Some slipped off alone to their rooms while others rushed to a bank to cable money home. Two women, apparently resigned to whatever fate was going to bring, shrugged their shoulders and strolled over to the Army and Navy Club to go bowling.

At Fort Mills Hospital on the island fortress of Corregidor, Eleanor Garen and the rest of the night-shift nurses headed for the post restaurant for a cup of coffee or a glass of Coke. Their custom was to sit and relax after work, but on this particular morning they were chatty and impatient. Would war come to the Philippines? they wondered.

The news so concerned Eleanor that she took out a pencil and slip of paper and started a shopping list -- supplies she considered important in case of an emergency: Noxema face cream, tooth powder, a comb, bath towel, shampoo, Kleenex, chocolate candy and another pair of lieutenant's bars.

At Fort McKinley Hospital just outside Manila, the day-shift nurses, doctors and medical staff were issued steel helmets and gas masks.
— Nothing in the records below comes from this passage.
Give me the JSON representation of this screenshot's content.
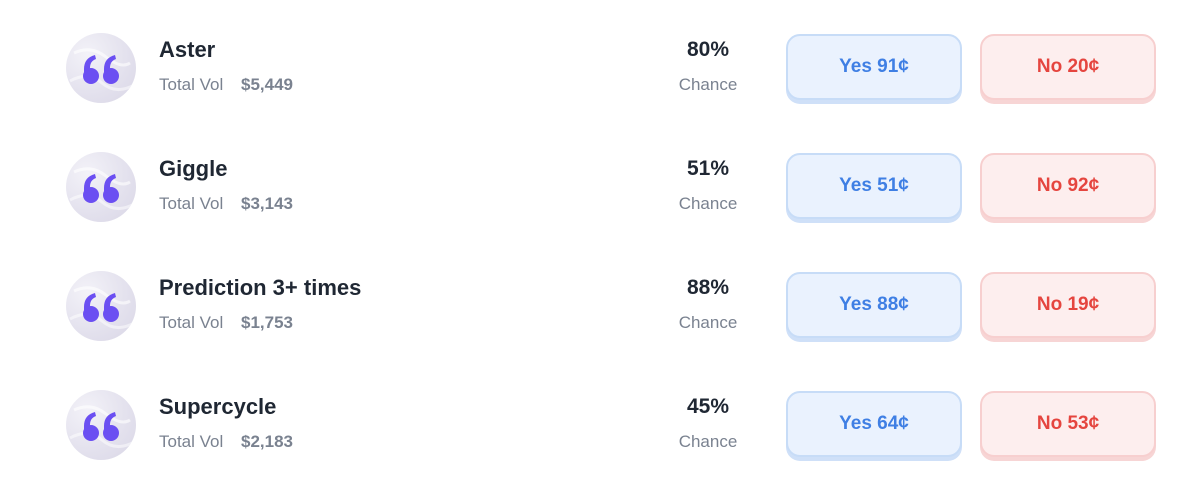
{
  "markets": [
    {
      "name": "Aster",
      "vol_label": "Total Vol",
      "vol_value": "$5,449",
      "chance_pct": "80%",
      "chance_label": "Chance",
      "yes_label": "Yes 91¢",
      "no_label": "No 20¢",
      "icon": "quote-icon"
    },
    {
      "name": "Giggle",
      "vol_label": "Total Vol",
      "vol_value": "$3,143",
      "chance_pct": "51%",
      "chance_label": "Chance",
      "yes_label": "Yes 51¢",
      "no_label": "No 92¢",
      "icon": "quote-icon"
    },
    {
      "name": "Prediction 3+ times",
      "vol_label": "Total Vol",
      "vol_value": "$1,753",
      "chance_pct": "88%",
      "chance_label": "Chance",
      "yes_label": "Yes 88¢",
      "no_label": "No 19¢",
      "icon": "quote-icon"
    },
    {
      "name": "Supercycle",
      "vol_label": "Total Vol",
      "vol_value": "$2,183",
      "chance_pct": "45%",
      "chance_label": "Chance",
      "yes_label": "Yes 64¢",
      "no_label": "No 53¢",
      "icon": "quote-icon"
    }
  ],
  "colors": {
    "yes_text": "#3f7fe4",
    "yes_bg": "#eaf2fe",
    "no_text": "#e5453f",
    "no_bg": "#fdeeee",
    "icon_accent": "#6b4ff2"
  }
}
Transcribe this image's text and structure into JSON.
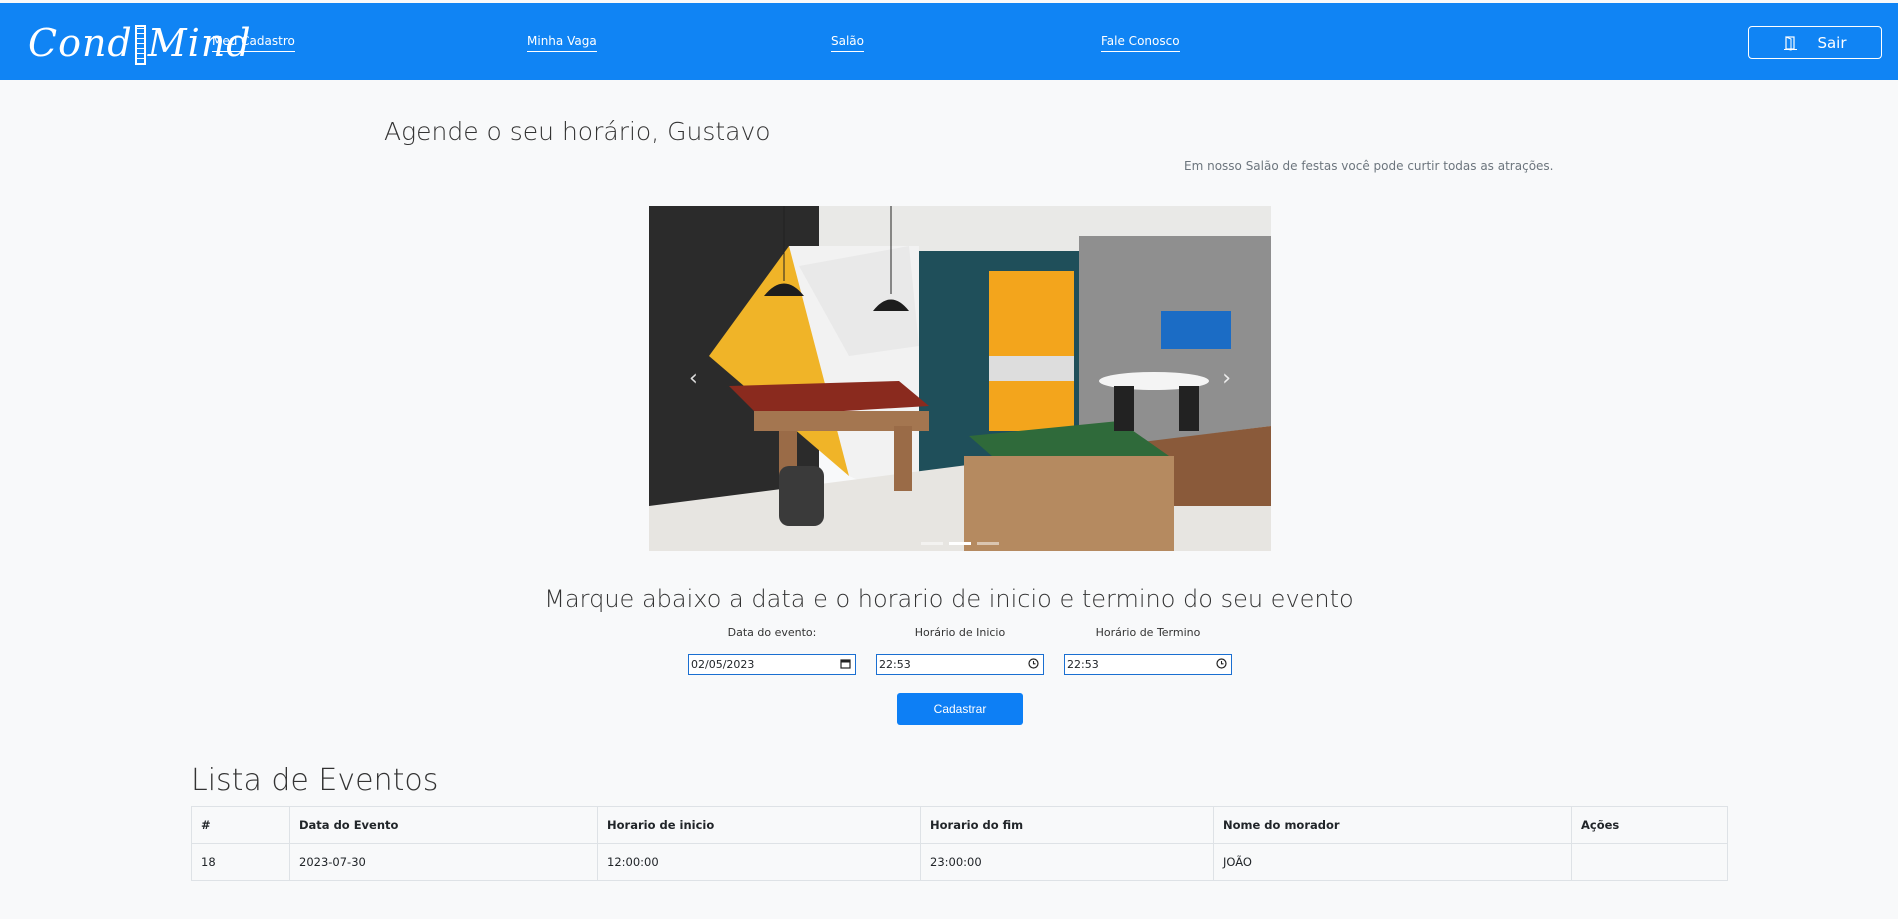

Two women coming off the night shift stuffed their helmets and masks in their golf bags and headed for the links.

None of the nurses knew it, of course, but the war was already on its way to them.

Two hundred miles north of the capital, in the cool mountain air of Baguio, Ruby Bradley, a thirty-four-year-old career army nurse on duty at Camp John Hay Hospital, was busy sterilizing the instruments she would need for her first case, a routine hysterectomy.

All at once a soldier appeared at the door and summoned her to headquarters. No surgery that morning, she was told; the Japs had attacked Pearl Harbor, the high command was convinced the Philippine Islands would be next, and Baguio, the most important military and commercial center in northern Luzon, might be one of the enemy's first targets.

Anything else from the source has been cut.